Warming Response of Regional Deep Soil Organic Carbon

Kimber Moreland | 21-LW-054

Project Overview

The overarching objective of this LDRD project was to determine the vulnerability of deep soil organic carbon (SOC) to warming in the Sierra Nevada region. Deep soils (>30 cm) store more than 70% of global SOC, and increased SOC decomposition and CO2 emissions caused by warming are potentially large climate-change feedbacks. According to the Intergovernmental Panel on Climate Change, temperatures are expected to increase by 4°C by the year 2100, warming the land and underlying soil and making understanding of how warming will influence deep SOC storage and persistence critical to projecting the land carbon sink. However, uncertainty remains in our process-level understanding and ability to quantify how projected warming will impact the stability of carbon in deep soils. We investigated warming effects on deep (up to 16 m) SOC stability across climate, vegetation, and soil-mineralogy gradients in California. We sampled soils from the surface to bedrock (down to 16 meters) at four sites representing vastly different ecosystems across the northern and southern Sierra Nevada mountains. This study quantified the response of SOC concentration, distribution, and vulnerability to warming using a soil-incubation experiment to warm the whole soil profile and radiocarbon and stable isotopes to assess which pools are vulnerable to loss under warming. Our results refine our understanding of the terrestrial carbon cycle by revealing the vulnerability of deep SOC to future changes in climate and how minerology may influence that vulnerability.

Mission Impact

Soil is the foundation of all life on earth. Soil security, resiliency, and health is central to solving big issues of climate-change abatement, food security, fresh-water regulation, and biodiversity. Soil is increasingly recognized as a strategic asset as its ability to produce food and store carbon (reduce climate change) underpins peace and civil stability. Understanding how soil carbon will respond to a changing future is critical to LLNL's mission "to enable U.S. security and global stability and resilience by empowering multidisciplinary teams to pursue bold and innovative science and technology." Our LDRD project results justify the inclusion of deep soils to research and development in climate resilience, a new LLNL mission-focus area. It was previously assumed that despite storing more carbon than the atmosphere and plants combined, deep soil is not an active pool of carbon because it is buffered from changes on the surface. In contrast to this paradigm, our results show that warming of the surface could cause a significant amount of deep-soil carbon to be respired and released into the atmosphere. Our results highlight a critical need for protection of deep soils and show that deep soils are a critical component of soil response to climate change. Furthermore, the absence of deep-soil carbon cycling in previous assessments of terrestrial carbon response to future change adds to the large uncertainties in predictions of the future land carbon sink.

This project supported LLNL's workforce development by hiring Kimber Moreland as a post-doctoral researcher in Karis McFarlane's group at CAMS. This project has given Kimber the opportunity to build internal and external collaborations and contributed to her development as an expert in soil science and biogeochemistry, in addition to building LLNL's expertise in this area. This project formed new collaboration between LLNL and UC Riverside and the Southern Sierra Critical Zone Observatory. It also supported an LLNL ROTC summer intern who learned new laboratory skills and will be included on the future manuscript. Kimber has created multiple online videos to educate and engage with other scientists and the public about the importance of deep soils and LLNL research in this area. Furthermore, this research supports LLNL's science mission area in energy security and climate resilience, the energy-and-resources-security mission research challenge, the soil pillar of the director's initiative "Engineering the Carbon Economy," earth and atmospheric science core competency (climate change impacts R&D priority) and nuclear, chemical, and isotopic science and technology core competency.

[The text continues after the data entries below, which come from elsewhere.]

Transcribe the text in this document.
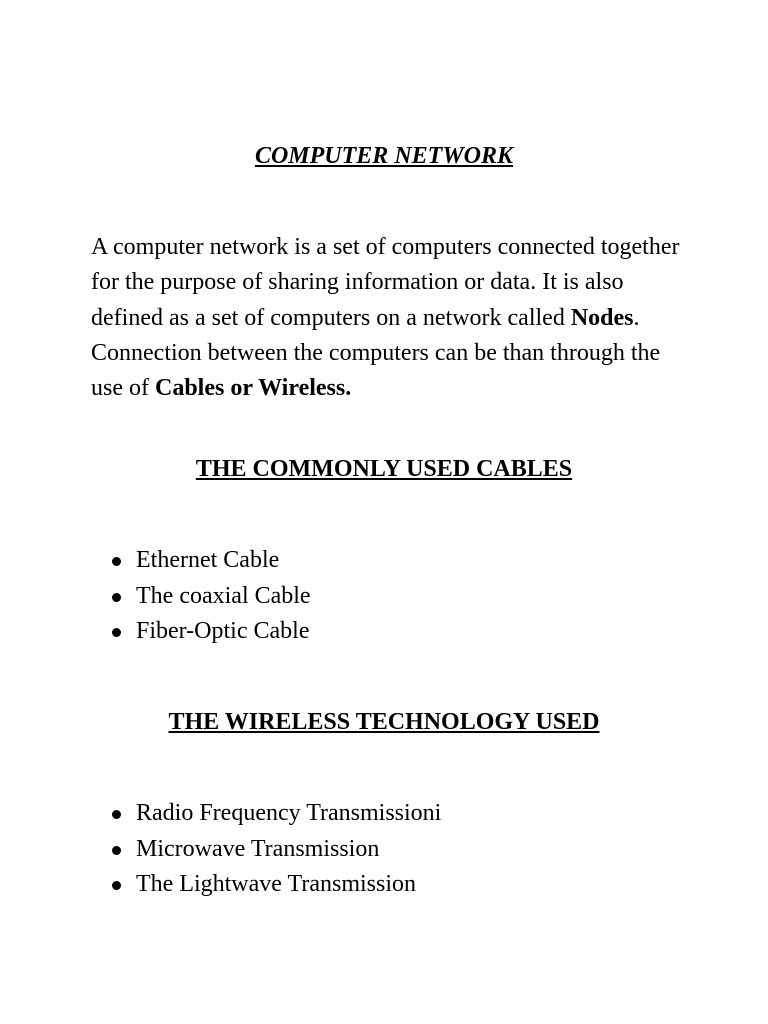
COMPUTER NETWORK

A computer network is a set of computers connected together for the purpose of sharing information or data. It is also defined as a set of computers on a network called Nodes. Connection between the computers can be than through the use of Cables or Wireless.

THE COMMONLY USED CABLES
Ethernet Cable
The coaxial Cable
Fiber-Optic Cable
THE WIRELESS TECHNOLOGY USED
Radio Frequency Transmissioni
Microwave Transmission
The Lightwave Transmission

Publications and Presentations

Moreland, K. and K. McFarlane. "Digging Deeper: Sampling to Bedrock Changes our Understanding of Soil Carbon Warming Response in the Sierra Nevada." American Geophysical Union (AGU) Fall Meeting, Chicago, IL. 2022.

Moreland, K. and K. McFarlane. Deep Soil Carbon Is Sensitive to Warming and Influenced by Minerology in Two Oak Savannah Grasslands in the Sierra Nevada." American Geophysical Union (AGU) Fall Meeting, New Orleans, LA. 2021.

Broek, T. A. B. et al. "Optimization of the LLNL/CAMS Gas-Accepting Ion Source and 1 MV Compact AMS for Natural Abundance Radiocarbon Analysis." 15th International Conference on Accelerator Mass Spectrometry (AMS-15), Virtual. November 2021.

Broek, T. A. B. et al. 2021. "Conversion of the LLNL CAMS 1 MV Biological AMS System to a Semi-Automated Natural Abundance 14C Spectrometer: System Optimization and Performance Evaluation." Nuclear Instruments and Methods in Physics Research Section B: Beam Interactions with Materials and Atoms, 499, p. 124-132 (2021); doi: 10.1016/j.nimb.2021.01.022.